Les agences immobilières ont observé que les compromis de vente étaient davantage rompus en raison des refus de prêt, principalement liés au taux d’usure. Les banques elles-mêmes sont bloquées par l’usure, car la réglementation ne leur permet pas de s’adapter aux contraintes du marché monétaire pour dégager une profitabilité sur les nouveaux prêts immobiliers. Résultat, beaucoup avaient fermé le robinet du crédit en décembre 2022 en attendant le prochain relèvement des taux d’usure.
Début 2023, le problème reste entier. La hausse de l’usure au 1er janvier 2023 offre une fenêtre de tir aux ménages emprunteurs, mais se referme rapidement à mesure que les taux progressent. Malgré les appels incessants des courtiers et des acteurs de l’immobilier, la Banque de France a jusque-là refusé toute modification de la méthode de calcul des taux d’usure. Revirement de situation la semaine dernière : la piste d’une réforme se précise.

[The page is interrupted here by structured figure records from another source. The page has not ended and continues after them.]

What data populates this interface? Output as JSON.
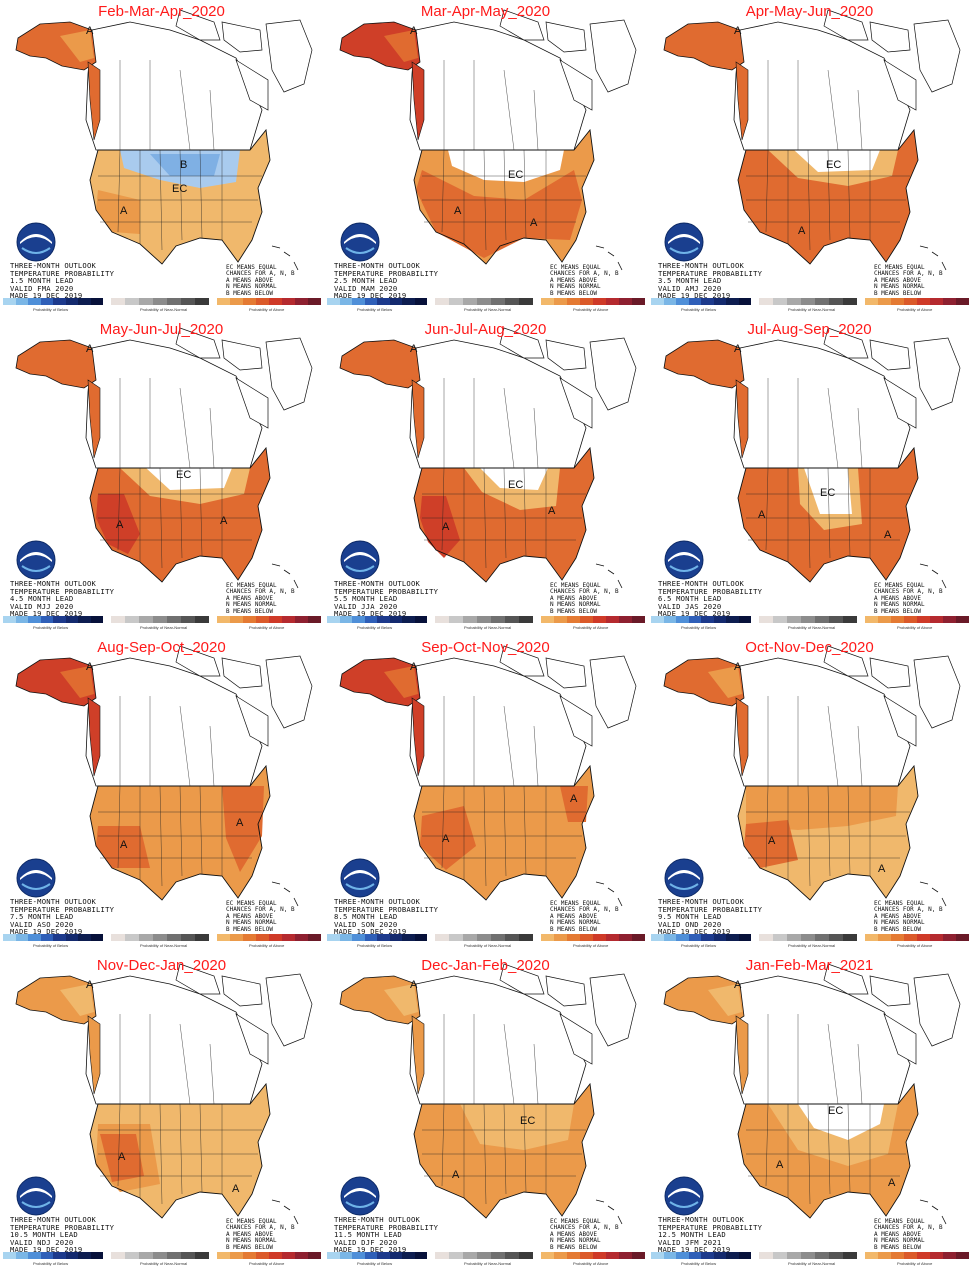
{
  "panels": [
    {
      "title": "Feb-Mar-Apr_2020",
      "lines": [
        "THREE-MONTH OUTLOOK",
        "TEMPERATURE PROBABILITY",
        "1.5 MONTH LEAD",
        "VALID FMA 2020",
        "MADE 19 DEC 2019"
      ],
      "style": "fma"
    },
    {
      "title": "Mar-Apr-May_2020",
      "lines": [
        "THREE-MONTH OUTLOOK",
        "TEMPERATURE PROBABILITY",
        "2.5 MONTH LEAD",
        "VALID MAM 2020",
        "MADE 19 DEC 2019"
      ],
      "style": "mam"
    },
    {
      "title": "Apr-May-Jun_2020",
      "lines": [
        "THREE-MONTH OUTLOOK",
        "TEMPERATURE PROBABILITY",
        "3.5 MONTH LEAD",
        "VALID AMJ 2020",
        "MADE 19 DEC 2019"
      ],
      "style": "amj"
    },
    {
      "title": "May-Jun-Jul_2020",
      "lines": [
        "THREE-MONTH OUTLOOK",
        "TEMPERATURE PROBABILITY",
        "4.5 MONTH LEAD",
        "VALID MJJ 2020",
        "MADE 19 DEC 2019"
      ],
      "style": "mjj"
    },
    {
      "title": "Jun-Jul-Aug_2020",
      "lines": [
        "THREE-MONTH OUTLOOK",
        "TEMPERATURE PROBABILITY",
        "5.5 MONTH LEAD",
        "VALID JJA 2020",
        "MADE 19 DEC 2019"
      ],
      "style": "jja"
    },
    {
      "title": "Jul-Aug-Sep_2020",
      "lines": [
        "THREE-MONTH OUTLOOK",
        "TEMPERATURE PROBABILITY",
        "6.5 MONTH LEAD",
        "VALID JAS 2020",
        "MADE 19 DEC 2019"
      ],
      "style": "jas"
    },
    {
      "title": "Aug-Sep-Oct_2020",
      "lines": [
        "THREE-MONTH OUTLOOK",
        "TEMPERATURE PROBABILITY",
        "7.5 MONTH LEAD",
        "VALID ASO 2020",
        "MADE 19 DEC 2019"
      ],
      "style": "aso"
    },
    {
      "title": "Sep-Oct-Nov_2020",
      "lines": [
        "THREE-MONTH OUTLOOK",
        "TEMPERATURE PROBABILITY",
        "8.5 MONTH LEAD",
        "VALID SON 2020",
        "MADE 19 DEC 2019"
      ],
      "style": "son"
    },
    {
      "title": "Oct-Nov-Dec_2020",
      "lines": [
        "THREE-MONTH OUTLOOK",
        "TEMPERATURE PROBABILITY",
        "9.5 MONTH LEAD",
        "VALID OND 2020",
        "MADE 19 DEC 2019"
      ],
      "style": "ond"
    },
    {
      "title": "Nov-Dec-Jan_2020",
      "lines": [
        "THREE-MONTH OUTLOOK",
        "TEMPERATURE PROBABILITY",
        "10.5 MONTH LEAD",
        "VALID NDJ 2020",
        "MADE 19 DEC 2019"
      ],
      "style": "ndj"
    },
    {
      "title": "Dec-Jan-Feb_2020",
      "lines": [
        "THREE-MONTH OUTLOOK",
        "TEMPERATURE PROBABILITY",
        "11.5 MONTH LEAD",
        "VALID DJF 2020",
        "MADE 19 DEC 2019"
      ],
      "style": "djf"
    },
    {
      "title": "Jan-Feb-Mar_2021",
      "lines": [
        "THREE-MONTH OUTLOOK",
        "TEMPERATURE PROBABILITY",
        "12.5 MONTH LEAD",
        "VALID JFM 2021",
        "MADE 19 DEC 2019"
      ],
      "style": "jfm"
    }
  ],
  "key_lines": [
    "EC MEANS EQUAL",
    "CHANCES FOR A, N, B",
    "A MEANS ABOVE",
    "N MEANS NORMAL",
    "B MEANS BELOW"
  ],
  "legend": {
    "below_caption": "Probability of Below",
    "normal_caption": "Probability of Near-Normal",
    "above_caption": "Probability of Above",
    "below_colors": [
      "#a8d4f0",
      "#7ab6e6",
      "#4f8fd8",
      "#2f5fb8",
      "#1d3a8c",
      "#142a6e",
      "#0d1d50",
      "#07113a"
    ],
    "normal_colors": [
      "#e8e0dc",
      "#c8c8c8",
      "#a8a8a8",
      "#8c8c8c",
      "#707070",
      "#555555",
      "#3a3a3a"
    ],
    "above_colors": [
      "#f2b86a",
      "#eb9a4a",
      "#e47a33",
      "#db5a2a",
      "#cf3a28",
      "#b52a2f",
      "#8e2030",
      "#6a1a28"
    ]
  },
  "colors": {
    "a33": "#f0b86c",
    "a40": "#eb9a4a",
    "a50": "#e06b30",
    "a60": "#cf3f28",
    "a70": "#b52a30",
    "b33": "#a9cbee",
    "b40": "#7fb0e4"
  },
  "labels": {
    "above": "A",
    "below": "B",
    "ec": "EC"
  }
}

Mensualisation des taux d’usure
Après une pression sans relâche de la part des courtiers, la Banque de France accepte enfin de procéder à une révision mensuelle et non plus trimestrielle des taux d’usure des crédits immobiliers. Bien qu’on attende qu’elle soit officialisée, avec une date de mise en application, qu’on espère au plus tard le 1er mars 2023, cette décision aura un impact très important sur le marché immobilier. Des travaux doivent encore avoir lieu cette semaine entre la BdF et les représentants des banques et des courtiers.
En évoluant plus rapidement, les taux d’usure vont augmenter les chances d’accéder au crédit sur une fenêtre de tir qui ne se réduira plus à deux maigres semaines. Les hausses du taux maximum légal vont être plus légères même si les données resteront sur une base trimestrielle.
La révision mensuelle de l’usure va aussi renchérir le crédit, car les banques vont pouvoir de nouveau rentabiliser en rehaussant leurs barèmes. Mais même avec des taux à plus de 3%, le crédit immobilier redevient accessible. Mieux vaut emprunter à 3,50% avec une inflation autour de 5%, plutôt que de ne pas concrétiser son projet immobilier comme on le voit aujourd’hui avec des taux autour de 2,50%.
Morale de l’histoire : des milliers de ménages parfaitement solvables qui n’ont pu bénéficier de conditions d’emprunt bon marché en 2022 à cause de la réglementation obsolète des taux d’usure vont pouvoir accéder à un crédit immobilier devenu plus cher en 2023, et s’endetter plus lourdement. La France, qui est un des rares pays à appliquer des taux d’usure, n’est plus à un paradoxe près.